We assigned three medical malpractice attorneys to this wrongful death case. One of the legal team’s first actions was to research the standards of care for surgery and anesthesiology. They also requested and paid for an independent autopsy by a pathologist.

Reports from three anesthesiology experts and the pathologist indicated that our client died as a direct result of the intubation error and subsequent loss of oxygen to his brain. Based on this clear evidence of failure to meet standards of care, our Virginia medical malpractice attorneys filed lawsuits against several parties.

The legal team then deposed nurses and physicians involved in the ultimately fatal hip repair surgery, as well experts who were prepared to testify at trial on behalf of our client and on behalf of the respondents/defendants. The interviews strengthened the conclusion that our client suffered and died because the plan to secure his airway while he was under sedation failed to conform with usual practices.

Despite this, the respondents to the lawsuits denied making any mistakes or breaching the applicable standards of care. They did, however, agree to take the case to mediation rather than make our client’s surviving family members fight things out in front of a jury.

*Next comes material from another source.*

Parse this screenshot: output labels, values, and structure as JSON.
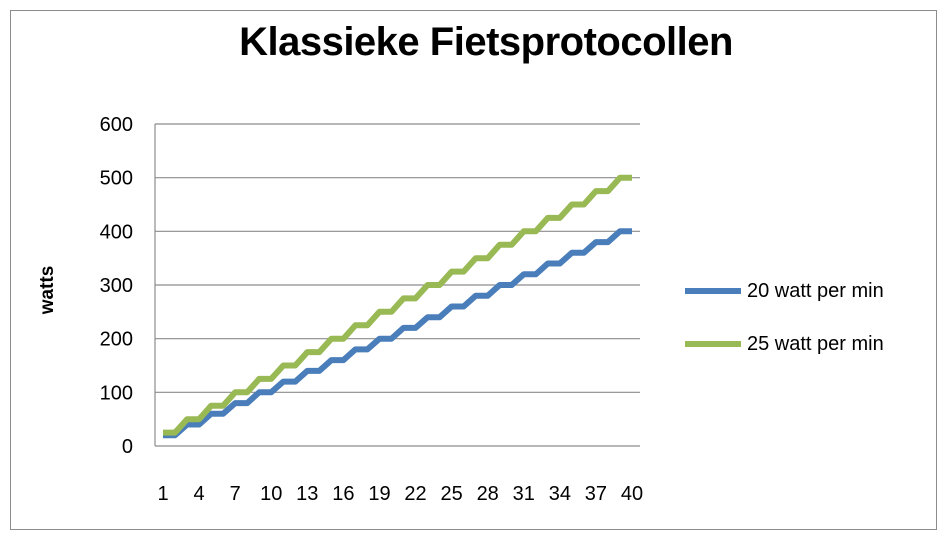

Going into mediation, our Virginia medical malpractice attorney based their settlement demand on an expert economist’s estimate of the deceased man’s earnings if he had survived the surgery. That amount was supplemented with an assessment of the cash value of the services their client would have provided to his household.

A one-day mediation session ended with our client and his family receiving a total settlement of between $1.5 million and $2 million. The exact details of the various agreements with the multiple respondents were sealed by mutual assent.

Every patient who goes under complete anesthesia during surgery faces some risk for suffering a disabling or deadly hypoxic brain injury. Our Virginia medical malpractice client was at even greater risk, but the members of his surgical team failed to take all the proper precautions to protect his life. We are pleased to have been able to hold the negligent health care providers accountable.